What had happened to him, inside him, that led him to praise God and to thank Jesus? He began to praise God. His healing had triggered something. He began to feel differently. He began to see life differently.

My thought is that somehow his life began to fall into perspective. His life began to have meaning, beyond the former narrow boundaries of everyday life of family and friends and work. There was more to everyday life than he had ever realised before. God was suddenly in it – or, perhaps, the God who had always been in it, he began to see for the first time: God in life. Perhaps, better, the Mystery in life: The things we do can take us beyond ourselves to something else, beyond ourselves.

Love and trust and hope, expressed in ordinary things, resonate out beyond us, into eternity, into mystery, into God. Indeed, they are what we shall take with us –all we take with us – when we step eventually from this life into the next.

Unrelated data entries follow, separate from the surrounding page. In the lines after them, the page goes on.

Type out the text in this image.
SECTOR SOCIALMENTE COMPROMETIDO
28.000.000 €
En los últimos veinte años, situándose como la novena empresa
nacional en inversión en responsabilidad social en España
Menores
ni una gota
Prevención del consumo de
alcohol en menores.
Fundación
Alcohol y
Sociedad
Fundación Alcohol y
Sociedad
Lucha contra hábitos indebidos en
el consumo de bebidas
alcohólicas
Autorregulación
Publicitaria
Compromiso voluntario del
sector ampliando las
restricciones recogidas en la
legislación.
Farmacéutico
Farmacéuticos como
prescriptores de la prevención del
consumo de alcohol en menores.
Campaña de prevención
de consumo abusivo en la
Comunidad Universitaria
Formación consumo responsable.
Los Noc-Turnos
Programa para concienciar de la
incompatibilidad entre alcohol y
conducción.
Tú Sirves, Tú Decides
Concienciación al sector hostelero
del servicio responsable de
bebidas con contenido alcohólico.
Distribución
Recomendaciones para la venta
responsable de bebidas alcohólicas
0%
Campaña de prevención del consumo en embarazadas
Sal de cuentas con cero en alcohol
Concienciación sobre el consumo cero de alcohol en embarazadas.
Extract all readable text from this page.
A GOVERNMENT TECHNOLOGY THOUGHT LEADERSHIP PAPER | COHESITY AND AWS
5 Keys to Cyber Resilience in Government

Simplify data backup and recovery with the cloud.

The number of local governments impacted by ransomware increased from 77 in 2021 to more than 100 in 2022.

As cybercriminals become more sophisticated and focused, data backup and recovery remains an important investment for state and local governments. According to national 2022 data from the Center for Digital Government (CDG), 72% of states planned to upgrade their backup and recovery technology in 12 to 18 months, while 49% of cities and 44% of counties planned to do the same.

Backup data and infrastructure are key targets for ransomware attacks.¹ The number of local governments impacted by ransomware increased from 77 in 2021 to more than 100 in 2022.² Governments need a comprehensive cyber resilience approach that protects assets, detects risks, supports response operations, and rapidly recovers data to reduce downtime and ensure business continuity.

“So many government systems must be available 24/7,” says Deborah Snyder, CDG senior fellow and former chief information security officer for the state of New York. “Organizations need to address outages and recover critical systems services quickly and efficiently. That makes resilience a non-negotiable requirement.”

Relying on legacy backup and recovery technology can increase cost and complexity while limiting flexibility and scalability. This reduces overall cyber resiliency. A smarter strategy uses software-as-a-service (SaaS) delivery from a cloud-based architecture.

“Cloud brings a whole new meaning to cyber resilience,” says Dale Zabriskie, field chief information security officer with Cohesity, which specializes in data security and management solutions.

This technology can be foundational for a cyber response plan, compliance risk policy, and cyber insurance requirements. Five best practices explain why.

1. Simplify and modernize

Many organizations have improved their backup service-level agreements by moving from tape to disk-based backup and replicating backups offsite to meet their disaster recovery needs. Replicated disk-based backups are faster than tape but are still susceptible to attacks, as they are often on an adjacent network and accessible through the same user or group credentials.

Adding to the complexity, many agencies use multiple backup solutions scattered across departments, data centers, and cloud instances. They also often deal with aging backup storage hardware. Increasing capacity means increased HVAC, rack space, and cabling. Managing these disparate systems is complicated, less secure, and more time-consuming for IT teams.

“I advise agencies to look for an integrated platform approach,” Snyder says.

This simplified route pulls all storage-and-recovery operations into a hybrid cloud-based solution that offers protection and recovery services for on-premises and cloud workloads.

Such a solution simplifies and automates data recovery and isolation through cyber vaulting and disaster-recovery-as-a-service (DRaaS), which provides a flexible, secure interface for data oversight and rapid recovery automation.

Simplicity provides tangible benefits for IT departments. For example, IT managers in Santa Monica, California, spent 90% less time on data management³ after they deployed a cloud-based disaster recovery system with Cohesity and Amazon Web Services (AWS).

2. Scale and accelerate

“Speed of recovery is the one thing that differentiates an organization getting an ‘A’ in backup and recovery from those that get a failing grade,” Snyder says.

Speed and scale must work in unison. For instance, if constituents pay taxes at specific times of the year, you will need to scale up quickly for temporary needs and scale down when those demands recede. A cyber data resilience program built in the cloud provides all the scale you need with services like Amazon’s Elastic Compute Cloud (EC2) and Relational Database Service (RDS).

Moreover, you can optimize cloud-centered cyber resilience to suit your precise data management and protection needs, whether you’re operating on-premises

As we live our lives, we make contact with mystery, with God. We begin to see that we draw our power to love, to trust, from somewhere beyond us. We see that we’re at home in the Universe. The world continues to evolve according to its evolutionary dynamics – things happen,good things, bad things. But in the midst of whatever happens, we find the mysterious power, somehow, to keep on loving, to keep on trusting, even in the dark and confusion, We keep going in everything that is authentically human.

We’re never alone. We matter. Our lives matter. We connect with God.As we open ourselves to recognise all this, to experience all this, we can’t but praise – not in words, so much, as in deep wonder, and gratitude and patience.

For the Samaritan leper, as Jesus healed him, the penny suddenly dropped. For the first time, he saw life in all its depths and in all its wonder. And he found himself freed up not just to praise God, but, in profound gratitude, to thank Jesus extravagantly, exuberantly.

People whose hearts beat consistently with wonder and praise find that thanking others flows spontaneously. The Samaritan’s life would never just be normal again. His faith – his new vision – had saved him.